When he talked about the God game, he talked about it being just another “corporate seminar;” when he talked about the multiple altered states into which Mr. Ray attempted to place his students, he likened it to “getting dizzy.” He even suggested that “falling in love” was an altered state.
Afterwards, I told the media that his argument blamed everyone but the bed bugs for these three deaths and that his version of events was “insulting.” When you boast about your lodge being the hottest, and then 3 people die (2 of whom succumbed to heat stroke), blaming rat poison and suggesting that adults can choose for themselves is just that:
insulting.
The participants were sleep deprived: Mr. Ray suggested that they could sleep “next week.” I remember my college days. If I pulled an all-nighter, I might get my paper completed, or retain enough information to get a passing grade on an exam. But all my activities the next day were compromised. I was less than 100 percent, and certainly wasn’t giving my full attention to anything.

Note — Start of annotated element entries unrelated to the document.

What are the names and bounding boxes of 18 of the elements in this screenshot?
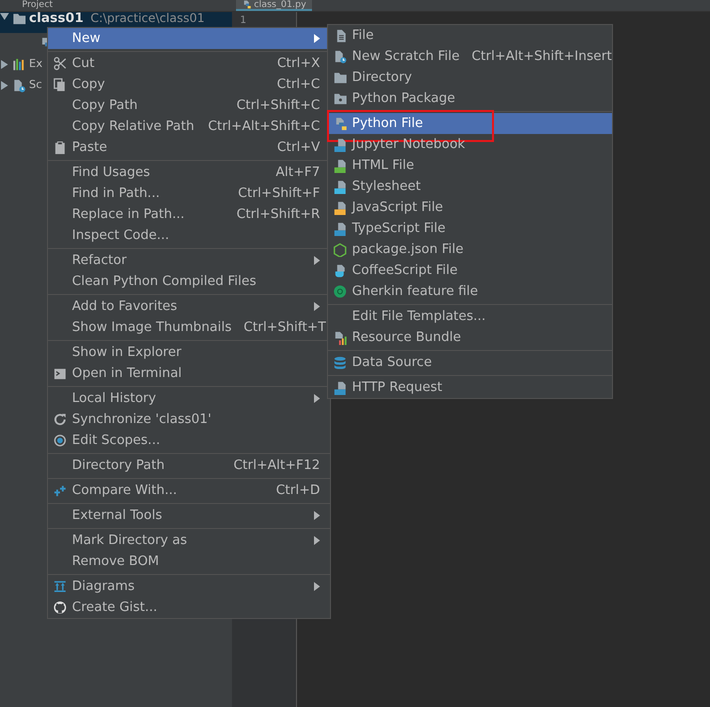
shortcut: Ctrl+Shift+T [244,318,326,337]
shortcut: Ctrl+Shift+R [236,206,320,224]
shortcut: Ctrl+Alt+Shift+C [208,118,320,136]
tree-path: C:\practice\class01 [90,12,205,25]
shortcut: Alt+F7 [276,164,320,182]
shortcut: Ctrl+V [277,138,320,157]
shortcut: Ctrl+Alt+F12 [233,456,320,475]
shortcut: Ctrl+C [276,76,320,94]
tree-label: class01 [29,12,84,25]
shortcut: Ctrl+X [277,54,320,73]
shortcut: Ctrl+Shift+C [236,96,320,115]
line-number: 1 [240,15,246,26]
panel-title: Project [21,0,53,11]
tree-label: Sc [29,77,42,94]
shortcut: Ctrl+Shift+F [238,184,320,203]
shortcut: Ctrl+D [276,482,320,500]
tree-label: Ex [29,56,42,72]
shortcut: Ctrl+Alt+Shift+Insert [472,48,612,66]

So how can 50 people who were discouraged from sleeping after 17 hour days climb into a sweat lodge and make a rational decision? Deprived of food and water for 36 hours prior, they were told they would feel like they would die, and that they might pass out or be disoriented. But that was part of the experience. They would be okay, their leader assured them.
Beyond the three deaths, I can’t help feeling there were 50+ victims in this story. Everyone got packed in that tent; those w
ho worked outside of it; those who happened upon the scene in its aftermath – they are all victims. Even Mr. Ray is a victim; a victim of his own hubris, a victim of his pride, a victim of a false sense of power and godliness.
No matter how this trial turns out, he has to live with the fact that three people died and dozens of others are scarred – physically and emotionally. And he could have prevented it. But he pushed.
And this very effective motivational speaker has been motivated to be silent; to sit at a plain defense table expressionless. To listen to his lawyers attempt to confuse a jury of ordinary people that Mr. Ray’s understanding of the Laws of the Universe did not violate the Laws of the State of Arizona.
It won’t be an easy trial, for anyone. But the lines are drawn. And there is no getting around the fact that it is very, very sad.